I withdrew and walked around, then sat down again, by them. They were talking, she asking questions, he responding.
They finished, I asked her whether the meeting that we had just had was the meeting I had wanted to have. She thought it was. I said that I had had another meeting in mind. He had said to me, I said to her, that he had talked to her in detail about something that interested me and that she had taken notes. I had thought that it would be a good idea for the three of us to together go through the notes she had made. That was the meeting that I had had in mind.
She had to go into a meeting.
He left, an hour early.
Why the title 'Love' here?
To try to get my writing going again, I am planning to go to to a meeting next week of the London Writers Cafe Meetup Group. The organiser is Bohemia. The subject of the meeting will be love. We have been asked to bring along a piece of writing on the theme of love, of five hundred words or more. So I thought that I would call this post 'Love'. Why not? It is everywhere.

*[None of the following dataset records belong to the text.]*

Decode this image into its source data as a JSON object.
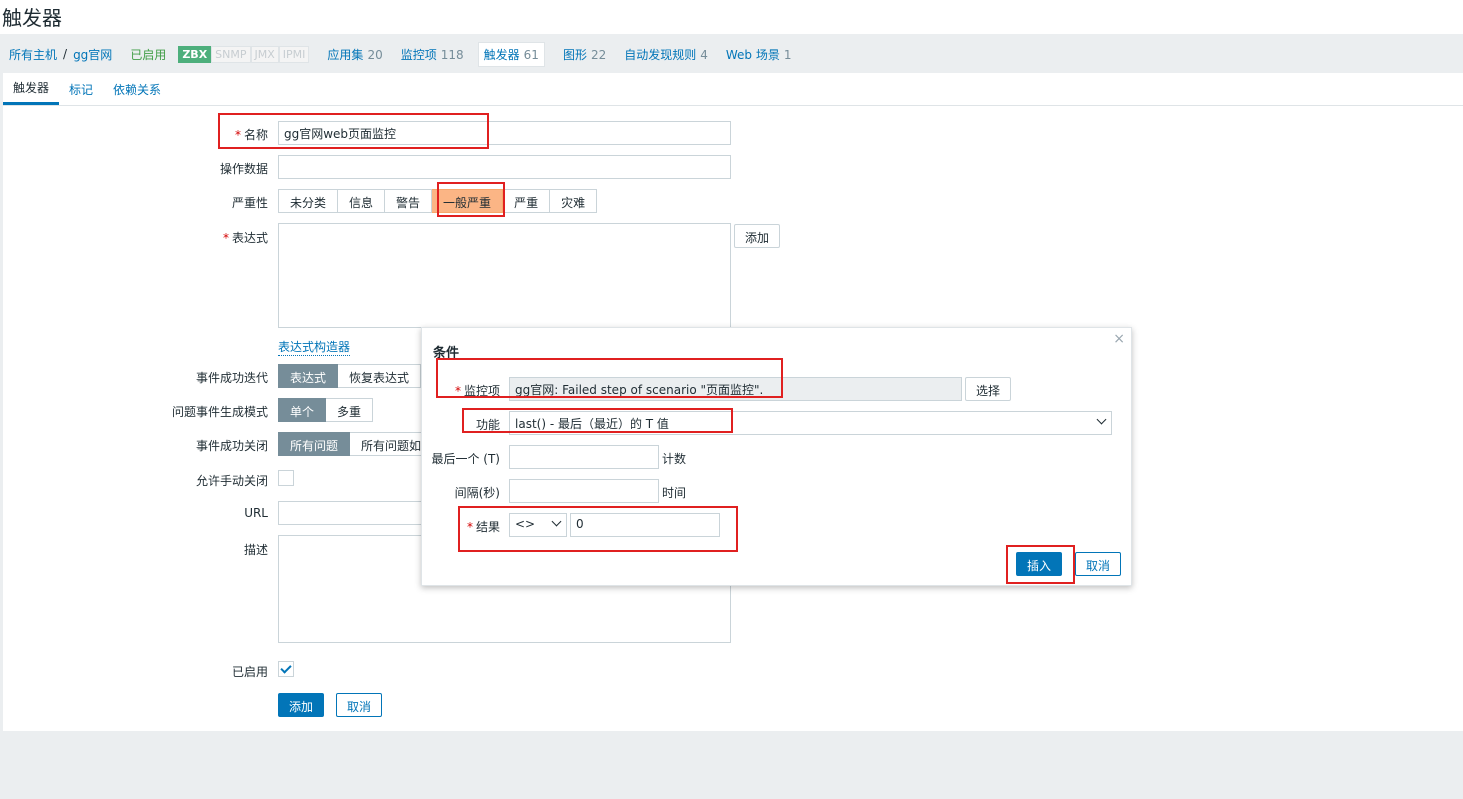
{
  "page_title": "触发器",
  "breadcrumb": {
    "all_hosts": "所有主机",
    "separator": "/",
    "host": "gg官网",
    "status": "已启用"
  },
  "availability": [
    "ZBX",
    "SNMP",
    "JMX",
    "IPMI"
  ],
  "host_nav": [
    {
      "label": "应用集",
      "count": "20"
    },
    {
      "label": "监控项",
      "count": "118"
    },
    {
      "label": "触发器",
      "count": "61",
      "active": true
    },
    {
      "label": "图形",
      "count": "22"
    },
    {
      "label": "自动发现规则",
      "count": "4"
    },
    {
      "label": "Web 场景",
      "count": "1"
    }
  ],
  "tabs": [
    "触发器",
    "标记",
    "依赖关系"
  ],
  "form": {
    "name_label": "名称",
    "name_value": "gg官网web页面监控",
    "opdata_label": "操作数据",
    "severity_label": "严重性",
    "severity_options": [
      "未分类",
      "信息",
      "警告",
      "一般严重",
      "严重",
      "灾难"
    ],
    "expression_label": "表达式",
    "add_button": "添加",
    "expression_builder_link": "表达式构造器",
    "recovery_label": "事件成功迭代",
    "recovery_options": [
      "表达式",
      "恢复表达式"
    ],
    "problem_mode_label": "问题事件生成模式",
    "problem_mode_options": [
      "单个",
      "多重"
    ],
    "ok_close_label": "事件成功关闭",
    "ok_close_options": [
      "所有问题",
      "所有问题如"
    ],
    "manual_close_label": "允许手动关闭",
    "url_label": "URL",
    "description_label": "描述",
    "enabled_label": "已启用",
    "submit_button": "添加",
    "cancel_button": "取消"
  },
  "dialog": {
    "title": "条件",
    "close": "×",
    "item_label": "监控项",
    "item_value": "gg官网: Failed step of scenario \"页面监控\".",
    "select_button": "选择",
    "function_label": "功能",
    "function_value": "last() - 最后（最近）的 T 值",
    "last_label": "最后一个 (T)",
    "last_suffix": "计数",
    "interval_label": "间隔(秒)",
    "interval_suffix": "时间",
    "result_label": "结果",
    "result_operator": "<>",
    "result_value": "0",
    "insert_button": "插入",
    "cancel_button": "取消"
  },
  "colors": {
    "link": "#0275b8",
    "highlight_box": "#e02020",
    "severity_selected": "#fbb585",
    "enabled": "#429e47"
  }
}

I am still some hundreds of words short, however. I think I'll open at random the novel that I began in the bath last night and copy some of it here (two hundred and fifty words will be enough):
" "Shit man, if they hit that bag __"
"Shh. I think we got the wire from the booster magneto." Off in the middle of the cloud can be heard the nagging whicker of an engine refusing to start. Linkage squeaks desperately.

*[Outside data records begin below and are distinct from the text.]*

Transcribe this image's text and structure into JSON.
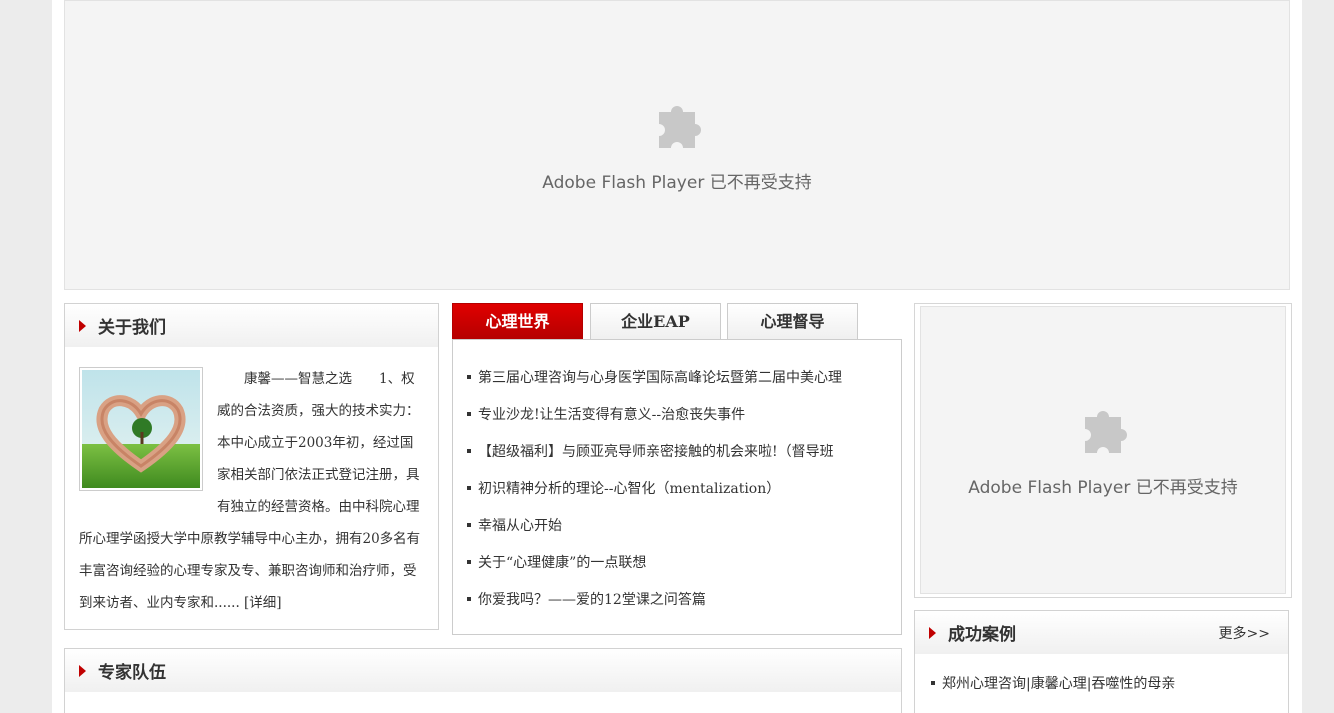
{
  "flash_top": {
    "message": "Adobe Flash Player 已不再受支持",
    "icon": "puzzle-icon"
  },
  "flash_right": {
    "message": "Adobe Flash Player 已不再受支持",
    "icon": "puzzle-icon"
  },
  "about": {
    "title": "关于我们",
    "text": "　　康馨——智慧之选　　1、权威的合法资质，强大的技术实力：　　　本中心成立于2003年初，经过国家相关部门依法正式登记注册，具有独立的经营资格。由中科院心理所心理学函授大学中原教学辅导中心主办，拥有20多名有丰富咨询经验的心理专家及专、兼职咨询师和治疗师，受到来访者、业内专家和...... [详细]"
  },
  "tabs": [
    {
      "label": "心理世界",
      "active": true
    },
    {
      "label": "企业EAP",
      "active": false
    },
    {
      "label": "心理督导",
      "active": false
    }
  ],
  "news": [
    "第三届心理咨询与心身医学国际高峰论坛暨第二届中美心理",
    "专业沙龙!让生活变得有意义--治愈丧失事件",
    "【超级福利】与顾亚亮导师亲密接触的机会来啦!（督导班",
    "初识精神分析的理论--心智化（mentalization）",
    "幸福从心开始",
    "关于“心理健康”的一点联想",
    "你爱我吗？——爱的12堂课之问答篇"
  ],
  "experts": {
    "title": "专家队伍"
  },
  "cases": {
    "title": "成功案例",
    "more": "更多>>",
    "items": [
      "郑州心理咨询|康馨心理|吞噬性的母亲"
    ]
  },
  "colors": {
    "accent": "#c00000",
    "tab_active": "#d00000"
  }
}
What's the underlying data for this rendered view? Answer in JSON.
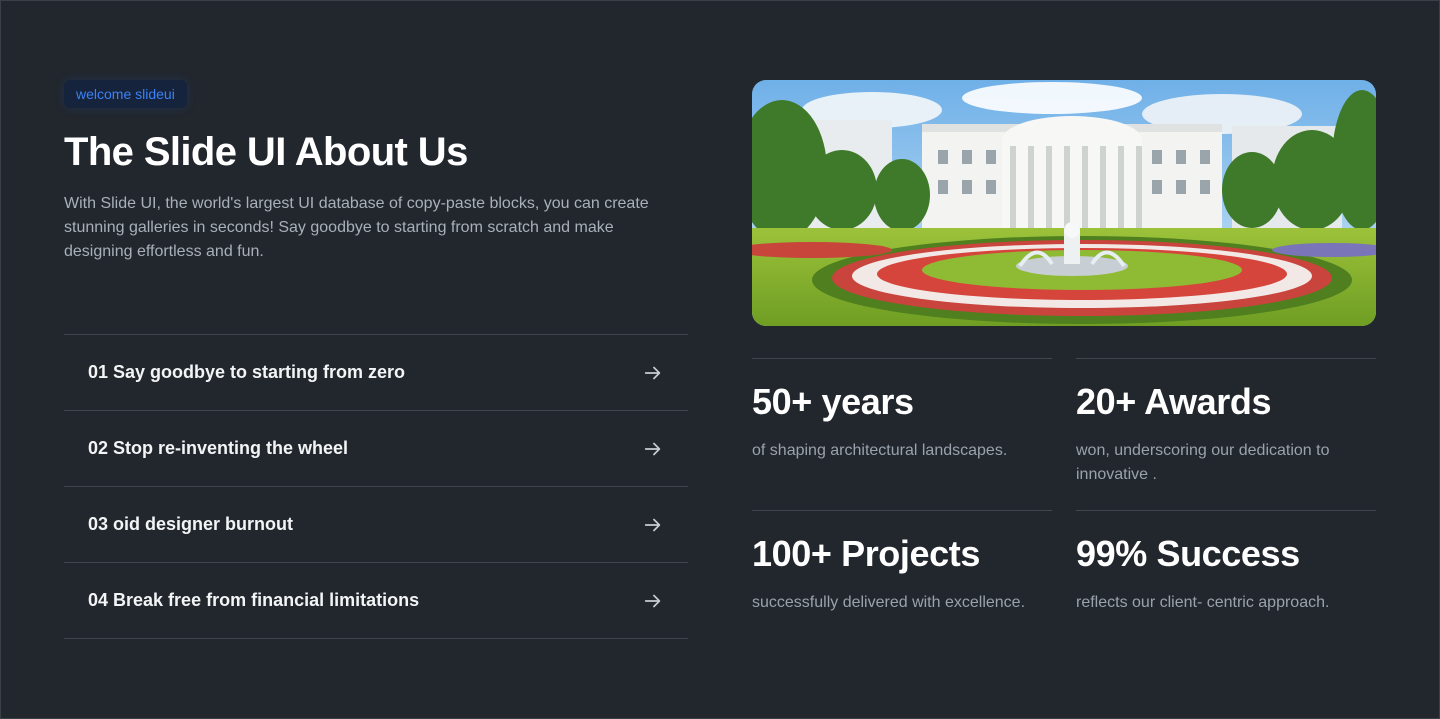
{
  "badge": "welcome slideui",
  "title": "The Slide UI About Us",
  "description": "With Slide UI, the world's largest UI database of copy-paste blocks, you can create stunning galleries in seconds! Say goodbye to starting from scratch and make designing effortless and fun.",
  "features": [
    {
      "label": "01 Say goodbye to starting from zero",
      "icon": "arrow-right-icon"
    },
    {
      "label": "02 Stop re-inventing the wheel",
      "icon": "arrow-right-icon"
    },
    {
      "label": "03 oid designer burnout",
      "icon": "arrow-right-icon"
    },
    {
      "label": "04 Break free from financial limitations",
      "icon": "arrow-right-icon"
    }
  ],
  "hero_image": {
    "subject": "white-house-garden-illustration"
  },
  "stats": [
    {
      "value": "50+ years",
      "caption": "of shaping architectural landscapes."
    },
    {
      "value": "20+ Awards",
      "caption": "won, underscoring our dedication to innovative ."
    },
    {
      "value": "100+ Projects",
      "caption": "successfully delivered with excellence."
    },
    {
      "value": "99% Success",
      "caption": "reflects our client- centric approach."
    }
  ],
  "colors": {
    "background": "#22272d",
    "accent": "#3b82f6",
    "divider": "#3f464e",
    "muted_text": "#9aa2ac"
  }
}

"Oh, fuck!" A muffled scream, far away. The intermittent whining grows fainter until there is silence. Schnorp is lying on his back, slurping pie, laughing bitterly. Half of his inventory's been thrown away, and Slothrop feels a little guilty.
"No, no. Stop worrying. This is like the very earliest days of the mercantile system. We're back to that again. A second chance. Passages are long and hazardous. Loss in transit is a part of life. You have had a glimpse of the Ur-Markt."

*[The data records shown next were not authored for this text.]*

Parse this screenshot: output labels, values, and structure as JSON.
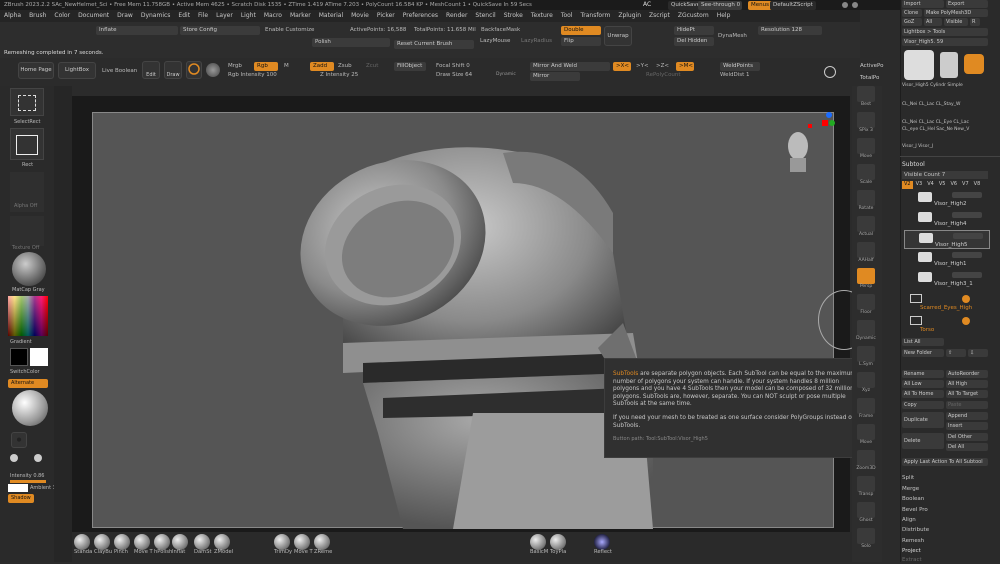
{
  "titlebar": "ZBrush 2023.2.2 SAc_NewHelmet_Sci    •  Free Mem 11.758GB  •  Active Mem 4625  •  Scratch Disk 1535  •  ZTime 1.419  ATime 7.203  •  PolyCount 16.584 KP  •  MeshCount 1  •  QuickSave In 59 Secs",
  "top_right": {
    "ac": "AC",
    "quicksave": "QuickSave",
    "seethrough": "See-through  0",
    "menus": "Menus",
    "script": "DefaultZScript"
  },
  "menus": [
    "Alpha",
    "Brush",
    "Color",
    "Document",
    "Draw",
    "Dynamics",
    "Edit",
    "File",
    "Layer",
    "Light",
    "Macro",
    "Marker",
    "Material",
    "Movie",
    "Picker",
    "Preferences",
    "Render",
    "Stencil",
    "Stroke",
    "Texture",
    "Tool",
    "Transform",
    "Zplugin",
    "Zscript",
    "ZGcustom",
    "Help"
  ],
  "toolbar2": {
    "inflate": "Inflate",
    "inflate_val": "0",
    "store_config": "Store Config",
    "enable_customize": "Enable Customize",
    "active_points": "ActivePoints: 16,588",
    "total_points": "TotalPoints: 11.658 Mil",
    "backface": "BackfaceMask",
    "double": "Double",
    "flip": "Flip",
    "unwrap": "Unwrap",
    "hidept": "HidePt",
    "delhidden": "Del Hidden",
    "dynamesh": "DynaMesh",
    "resolution": "Resolution 128",
    "polish": "Polish",
    "reset_brush": "Reset Current Brush",
    "lazymouse": "LazyMouse",
    "lazyradius": "LazyRadius",
    "status": "Remeshing completed in 7 seconds."
  },
  "toolbar3": {
    "home": "Home Page",
    "lightbox": "LightBox",
    "live_boolean": "Live Boolean",
    "edit": "Edit",
    "draw": "Draw",
    "mrgb": "Mrgb",
    "rgb": "Rgb",
    "m": "M",
    "rgb_intensity": "Rgb Intensity 100",
    "zadd": "Zadd",
    "zsub": "Zsub",
    "zcut": "Zcut",
    "z_intensity": "Z Intensity 25",
    "fillobject": "FillObject",
    "focal_shift": "Focal Shift 0",
    "draw_size": "Draw Size 64",
    "dynamic": "Dynamic",
    "mirror_weld": "Mirror And Weld",
    "mirror": "Mirror",
    "x": ">X<",
    "y": ">Y<",
    "z": ">Z<",
    "m2": ">M<",
    "repolycount": "RePolyCount",
    "weldpoints": "WeldPoints",
    "welddist": "WeldDist 1"
  },
  "left_shelf": {
    "select_rect": "SelectRect",
    "rect": "Rect",
    "alpha_off": "Alpha Off",
    "texture_off": "Texture Off",
    "matcap": "MatCap Gray",
    "gradient": "Gradient",
    "switchcolor": "SwitchColor",
    "alternate": "Alternate",
    "intensity": "Intensity 0.86",
    "ambient": "Ambient 3",
    "shadow": "Shadow"
  },
  "right_shelf": [
    "Best",
    "SPix 3",
    "Move",
    "Scale",
    "Rotate",
    "Actual",
    "AAHalf",
    "Persp",
    "Floor",
    "Dynamic",
    "L.Sym",
    "Xyz",
    "Frame",
    "Move",
    "Zoom3D",
    "Transp",
    "Ghost",
    "Solo"
  ],
  "bottom_brushes": [
    "Standa",
    "ClayBu",
    "Pinch",
    "Move T",
    "hPolish",
    "Inflat",
    "DamSt",
    "ZModel",
    "TrimDy",
    "Move T",
    "ZReme",
    "BasicM",
    "ToyPla",
    "Reflect"
  ],
  "rightpanel": {
    "import": "Import",
    "export": "Export",
    "clone": "Clone",
    "make_polymesh": "Make PolyMesh3D",
    "goz": "GoZ",
    "all": "All",
    "visible": "Visible",
    "r": "R",
    "lightbox_tools": "Lightbox > Tools",
    "visor_high": "Visor_High5. 59",
    "tool_names": "Visor_High5 Cylindr Simple",
    "tool_names2": "CL_Nei CL_Lac CL_Stay_W",
    "tool_names3": "CL_Nei CL_Lac CL_Eye CL_Lac",
    "tool_names4": "CL_eye CL_Hel Sac_Ne New_V",
    "tool_names5": "Visor_J Visor_J",
    "subtool": "Subtool",
    "visible_count": "Visible Count 7",
    "v_tabs": [
      "V2",
      "V3",
      "V4",
      "V5",
      "V6",
      "V7",
      "V8"
    ],
    "subtools": [
      "Visor_High2",
      "Visor_High4",
      "Visor_High5",
      "Visor_High1",
      "Visor_High3_1"
    ],
    "folder1": "Scarred_Eyes_High",
    "folder2": "Torso",
    "list_all": "List All",
    "new_folder": "New Folder",
    "rename": "Rename",
    "autoreorder": "AutoReorder",
    "all_low": "All Low",
    "all_high": "All High",
    "all_to_home": "All To Home",
    "all_to_target": "All To Target",
    "copy": "Copy",
    "paste": "Paste",
    "duplicate": "Duplicate",
    "append": "Append",
    "insert": "Insert",
    "delete": "Delete",
    "del_other": "Del Other",
    "del_all": "Del All",
    "apply_last": "Apply Last Action To All Subtool",
    "split": "Split",
    "merge": "Merge",
    "boolean": "Boolean",
    "bevel_pro": "Bevel Pro",
    "align": "Align",
    "distribute": "Distribute",
    "remesh": "Remesh",
    "project": "Project",
    "extract": "Extract"
  },
  "canvas_side": {
    "activepoints": "ActivePo",
    "totalpoints": "TotalPo"
  },
  "tooltip": {
    "title": "SubTools",
    "line1": " are separate polygon objects. Each SubTool can be equal to the maximum number of polygons your system can handle. If your system handles 8 million polygons and you have 4 SubTools then your model can be composed of 32 million polygons. SubTools are, however, separate. You can NOT sculpt or pose multiple SubTools at the same time.",
    "line2": "If you need your mesh to be treated as one surface consider PolyGroups instead of SubTools.",
    "path": "Button path: Tool:SubTool:Visor_High5"
  },
  "colors": {
    "accent": "#e08a22",
    "bg": "#2b2b2b",
    "canvas": "#555555"
  }
}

When the clouds fall away a few minutes later, they find themselves floating quietly under the sun, shrouds dripping, gasbag still shiny with the moist cloud. No sign at all of Marvy's plane. Schnorp adjusts the flame. They begin to rise.
Towards sundown, Schnorp gets thoughtful. "Look. You can see the edge of it. At this latitude the earth's shadow races across Germany at 650 miles an hour, the speed of a jet aircraft." The cloud-sheet has broken up into little fog-banklets the colour of boiled shrimp. The balloon goes drifting, over countryside"
End of quote. Not the luckiest of dips. That makes four hundred and eighty six words so I am nearly over the five hundred word line set by Bohemia. "Phew!".
The passage above is from Thomas Pynchon's Gravity's Rainbow1.
That's five hundred and eleven, and rising, word by word. I hope that Bohemia will let me read my piece.
P.S. I failed to read the instructions about what we had to write carefully. I've been overdoing it. Bohemia in fact wrote "under 500 WORDS or an extract from something larger". This doesn't strictly qualify anymore, though I could argue on the night, I suppose, splitting hairs, that it is an extract from something larger, my blog or my life.
1. Thomas Pynchon, Gravity's Rainbow, New York, London, 1973, Picador, London, 1975, p. 336.